Elles sont au cœur de notre travail et sont souvent le moyen de communication et de prise de décision privilégié : les réunions. Certaines sont agréablement et efficacement menées, mais malheureusement, ce n’est pas le cas de toutes. Et, lorsqu’on y réfléchit, c’est plutôt compréhensible : animer des réunions fait appel à de multiples techniques que nous ne maîtrisons pas forcément. Étant donné qu’en tant que travailleur social, nous sommes parfois amenés à gérer des réunions, autant essayer que cela se passe au mieux.

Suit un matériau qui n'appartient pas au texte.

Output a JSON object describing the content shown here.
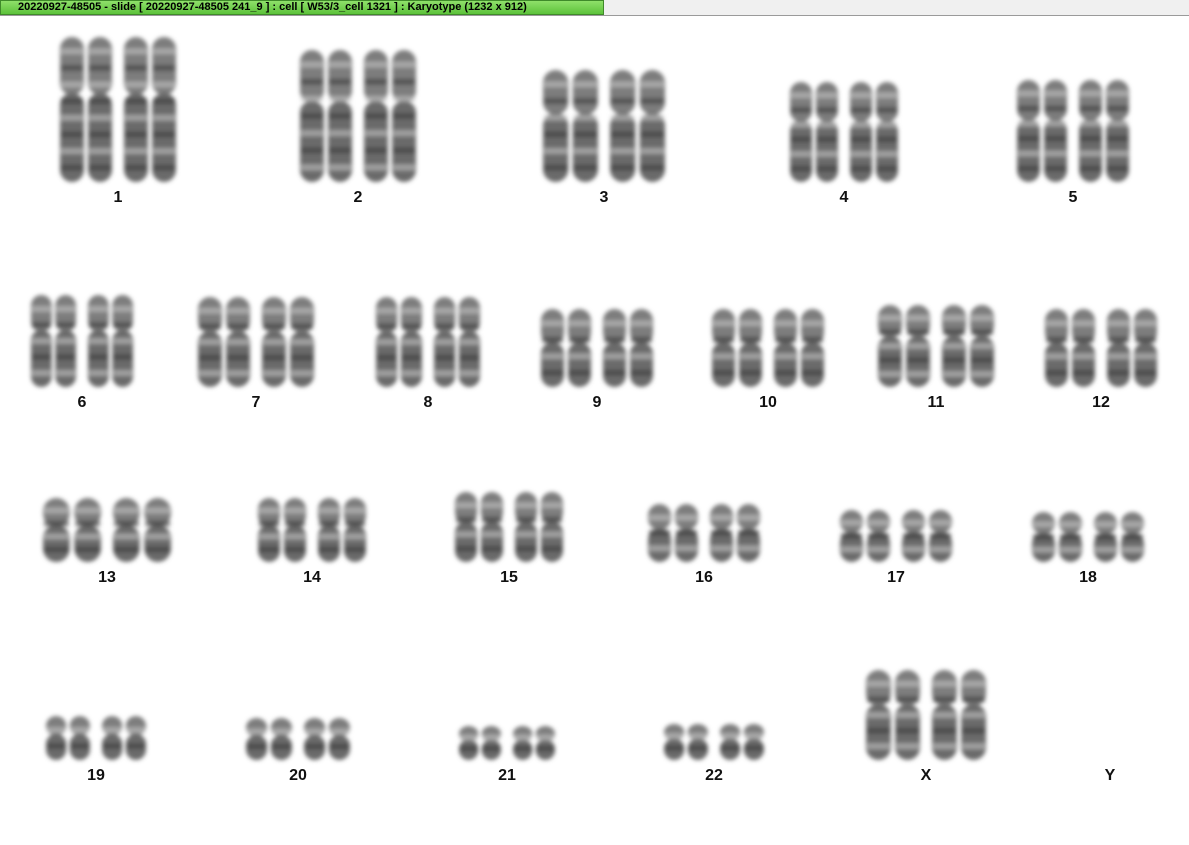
{
  "window": {
    "title": "20220927-48505 - slide [ 20220927-48505 241_9 ] : cell [ W53/3_cell 1321 ] : Karyotype  (1232 x 912)"
  },
  "karyotype": {
    "chromosomes": [
      {
        "label": "1",
        "count": 2
      },
      {
        "label": "2",
        "count": 2
      },
      {
        "label": "3",
        "count": 2
      },
      {
        "label": "4",
        "count": 2
      },
      {
        "label": "5",
        "count": 2
      },
      {
        "label": "6",
        "count": 2
      },
      {
        "label": "7",
        "count": 2
      },
      {
        "label": "8",
        "count": 2
      },
      {
        "label": "9",
        "count": 2
      },
      {
        "label": "10",
        "count": 2
      },
      {
        "label": "11",
        "count": 2
      },
      {
        "label": "12",
        "count": 2
      },
      {
        "label": "13",
        "count": 2
      },
      {
        "label": "14",
        "count": 2
      },
      {
        "label": "15",
        "count": 2
      },
      {
        "label": "16",
        "count": 2
      },
      {
        "label": "17",
        "count": 2
      },
      {
        "label": "18",
        "count": 2
      },
      {
        "label": "19",
        "count": 2
      },
      {
        "label": "20",
        "count": 2
      },
      {
        "label": "21",
        "count": 2
      },
      {
        "label": "22",
        "count": 2
      },
      {
        "label": "X",
        "count": 2
      },
      {
        "label": "Y",
        "count": 0
      }
    ]
  }
}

Un outil de travail incontournable

Cela ne fait qu’une quinzaine d’années que je travaille dans le secteur social, mais j’ai eu le temps de participer à un certain nombre de réunions, tant notre secteur les affectionne. De par cette expérience, j’en ai retiré certains principes, qui me semblent essentiels à mettre en œuvre. Comme vous, je n’ai pas fait qu’assister à des réunions, mais j’ai également été amenée à en gérer, notamment dans le cas de la mise en œuvre de projets, par exemple. Ces expériences m’ont amenée à mettre en œuvre plusieurs astuces afin que ces réunions se passent au mieux.

Point trop n’en faut …

Dans nos professions, nous aimons nous réunir. C’est notre mode de communication et de prise de décision privilégié. Heureusement, car c’est la forme la plus démocratique de gestion … A condition que la marge de manœuvre soit réelle, bien entendu. Ceci dit, pour éviter d’éroder la motivation de tout un chacun, essayons de privilégier la qualité à la quantité. En effet, n’oublions pas que chaque travailleur social participe à un nombre de plus en plus important de réunions : équipe, groupes de travail, projets, commissions, etc. il n’est donc pas rare que les travailleurs sociaux assistent à plusieurs réunions par semaine … Donc, limitons le nombre de réunions à ce qui est nécessaire et privilégions la communication directe en-dehors, lorsque c’est faisable.

Une question de timing

Il est important de prévoir suffisamment de temps pour aborder tous les points sans se précipiter et en laissant la possibilité à des discussions d’émerger. Il s’agit donc aussi de respecter l’horaire et de ne pas attendre les retardataires … Idéalement, il est préférable de prévoir les réunions le matin et d’éviter la tranche horaire qui suit le repas de midi. Sauf que dans les faits, beaucoup de travailleurs ne sont disponibles que durant cette période. Qu’à cela ne tienne, évitons les longs exposés soporifiques et privilégions les groupes de travail, qui dynamisent l’ensemble. De même, si cela est possible, évitons les locaux surchauffés …

Et de préparation

La personne qui gère une réunion doit évidemment être bien préparée : elle doit être au clair avec l’objectif de la réunion et avoir mis au point un ordre du jour, qui sera transmis aux participants plusieurs jours avant. Ce n’est pas non plus du luxe d’en prévoir quelques copies le jour même, pour pallier aux oublis. L’animateur de la réunion ne devrait normalement pas être celui qui prend note des débats, mais dans les faits, il est parfois difficile de faire autrement : rédiger un PV de réunion est rarement une tâche pour laquelle on se bat. Si aucun participant ne se propose, pourquoi pas instaurer une tournante ? Ceux qui en ont la possibilité peuvent éventuellement déléguer un collègue « administratif », ou encore enregistrer la réunion, bien que cette solution signifie un très lourd travail par la suite.

Importance du suivi

Une réunion est un outil de travail, il est donc important que des actions y soient décidées … et suivies ! Les décisions prises doivent faire l’objet d’un suivi, sinon elles se perdent « dans l’air ». Le PV de réunion prend ici toute son importance : il doit mentionner « qui fait quoi pour quand » et servir de base à la réunion suivante. Certaines réunions que nous animons concernent des projets que nous mettons en place, en partenariat avec des collègues, ou d’autres institutions. Si tous ces collègues sont partie prenante, les réunions devraient être plus agréables que si ce n’est pas le cas … Par contre, dans tous les cas, il est important d’entrer assez rapidement dans le concret, au risque de « perdre » certaines personnes … En effet, souvent, les personnes qui ont besoin de « penser » les choses ne sont pas les mêmes que celles qui ont besoin « d’agir » ces choses.